Dude.  I was forty when I was diagnosed.  I entered the medico-industrial complex when I was five, so that’s thirty-five years of people, including numerous docs, telling me “There’s nothing wrong with you.  You’re just lazy, inattentive, moody, hot-tempered, too sensitive, not a hard worker, stupid, ungrateful, overexcitable, hysterical, self absorbed…”

 

Male or female, I hope this sort of thing has never happened to you.   So you know, though, when you keep reporting what you experience and people keep telling you that’s not possible and/or you must be hysterical and/or even if that is what’s really happening, it’s not important anyway; and then one day you stumble on concrete proof that what you’ve been saying all along is actually happening, and it’s not only important, it’s critical;  well, that’s like – that’s like being the guy who finds a Bigfoot in the woods and gets it to follow him back to the middle of town for a press conference and a Q & A with a panel of primate scientists.  

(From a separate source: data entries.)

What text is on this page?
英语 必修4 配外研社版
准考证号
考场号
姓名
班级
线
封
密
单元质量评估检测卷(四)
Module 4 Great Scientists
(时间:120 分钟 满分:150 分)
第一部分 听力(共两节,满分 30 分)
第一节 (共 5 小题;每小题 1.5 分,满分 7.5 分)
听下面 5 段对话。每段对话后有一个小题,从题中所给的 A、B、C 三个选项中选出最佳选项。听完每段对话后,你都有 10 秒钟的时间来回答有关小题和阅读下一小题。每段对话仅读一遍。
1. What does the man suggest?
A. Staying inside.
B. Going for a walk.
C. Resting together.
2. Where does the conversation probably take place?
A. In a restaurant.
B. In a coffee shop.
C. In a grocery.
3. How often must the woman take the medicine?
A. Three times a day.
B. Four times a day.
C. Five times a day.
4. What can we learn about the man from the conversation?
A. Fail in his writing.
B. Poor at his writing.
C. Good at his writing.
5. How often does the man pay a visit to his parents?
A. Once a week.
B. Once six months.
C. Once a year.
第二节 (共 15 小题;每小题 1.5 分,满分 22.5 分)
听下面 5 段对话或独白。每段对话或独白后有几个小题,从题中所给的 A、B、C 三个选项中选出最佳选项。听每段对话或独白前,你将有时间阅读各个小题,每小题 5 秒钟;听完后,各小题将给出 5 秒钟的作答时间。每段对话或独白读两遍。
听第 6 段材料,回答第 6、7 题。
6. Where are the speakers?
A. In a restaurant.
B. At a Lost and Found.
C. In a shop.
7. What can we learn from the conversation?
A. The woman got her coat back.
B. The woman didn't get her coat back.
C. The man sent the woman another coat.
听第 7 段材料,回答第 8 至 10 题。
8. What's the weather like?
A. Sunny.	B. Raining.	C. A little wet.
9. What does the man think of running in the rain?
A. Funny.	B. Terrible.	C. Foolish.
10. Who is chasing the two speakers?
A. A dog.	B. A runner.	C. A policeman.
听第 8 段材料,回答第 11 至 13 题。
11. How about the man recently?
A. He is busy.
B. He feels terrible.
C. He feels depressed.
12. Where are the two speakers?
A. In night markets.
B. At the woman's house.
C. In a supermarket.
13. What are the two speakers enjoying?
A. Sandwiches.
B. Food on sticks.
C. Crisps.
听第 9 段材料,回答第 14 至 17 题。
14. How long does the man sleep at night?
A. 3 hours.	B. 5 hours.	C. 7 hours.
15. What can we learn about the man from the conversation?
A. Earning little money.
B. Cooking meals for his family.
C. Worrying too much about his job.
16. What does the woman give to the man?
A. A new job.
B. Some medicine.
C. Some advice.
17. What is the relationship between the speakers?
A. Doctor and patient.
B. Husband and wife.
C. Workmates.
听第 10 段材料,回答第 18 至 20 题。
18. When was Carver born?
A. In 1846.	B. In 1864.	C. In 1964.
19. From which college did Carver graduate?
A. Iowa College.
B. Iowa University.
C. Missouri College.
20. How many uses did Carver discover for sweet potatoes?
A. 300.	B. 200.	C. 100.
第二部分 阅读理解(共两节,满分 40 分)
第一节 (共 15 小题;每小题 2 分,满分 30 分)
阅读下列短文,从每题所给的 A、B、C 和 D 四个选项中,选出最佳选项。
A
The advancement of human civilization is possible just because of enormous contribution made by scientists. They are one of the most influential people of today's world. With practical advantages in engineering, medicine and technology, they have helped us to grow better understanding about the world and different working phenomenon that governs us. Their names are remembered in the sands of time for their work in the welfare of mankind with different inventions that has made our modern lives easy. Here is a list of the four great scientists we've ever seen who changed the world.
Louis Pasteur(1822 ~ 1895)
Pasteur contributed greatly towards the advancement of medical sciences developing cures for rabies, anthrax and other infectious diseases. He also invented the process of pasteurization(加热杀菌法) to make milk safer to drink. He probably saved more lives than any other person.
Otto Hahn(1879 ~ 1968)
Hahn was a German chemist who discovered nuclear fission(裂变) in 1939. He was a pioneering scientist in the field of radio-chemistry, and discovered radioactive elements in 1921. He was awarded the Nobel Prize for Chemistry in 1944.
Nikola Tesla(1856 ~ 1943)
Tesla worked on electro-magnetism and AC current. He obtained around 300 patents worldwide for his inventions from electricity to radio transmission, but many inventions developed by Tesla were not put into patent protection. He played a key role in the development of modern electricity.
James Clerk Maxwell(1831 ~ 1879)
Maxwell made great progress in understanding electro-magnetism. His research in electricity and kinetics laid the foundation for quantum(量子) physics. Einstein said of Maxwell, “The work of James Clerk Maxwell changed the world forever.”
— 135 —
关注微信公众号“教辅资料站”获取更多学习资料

Yeah, not too many people get told “You have cancer” and break out a bottle of non-alcoholic sparkling apple cider in celebration, but plenty of people with neurological conditions get told “You have bipolar disorder / Asperger’s / ADHD / Tourette’s” and reach for that bottle right away.  Because they’ve known there was something going on for years—years—and they couldn’t convince anyone else, and that whole time they could have been taking medication that would have helped with their symptoms and made their lives much better.  Imagine losing years because you can’t make friends, keep up with your schoolwork, cope, get your shit together, interact in an appropriate manner with other human beings, keep a job, or even get out of bed, and then finding out “Oh, we could have treated this all along.” 


And then some guy who's supposed to be a professional comes along and tells you that you're married to your diagnosis.  Oh, I forgot to mention he said that.  That I'm married to my diagnosis.  

 

I had another appointment scheduled, but I texted him and canceled it.  He texted me back and said something like, “Looking forward to hearing from you to reschedule.”  To which I started to reply, “Sure, next time I feel like being dismissed, gaslighted and told I’m hysterical, my badge of achievement and I will be right back in your office.” Joan wouldn’t let me send it though.  Something about not starting wars when a well-placed Yelp review will do.  


Anyway, that's what happened.  Fun times.  Now I'm going to brush my teeth with mint-free toothpaste and go the hell to bed.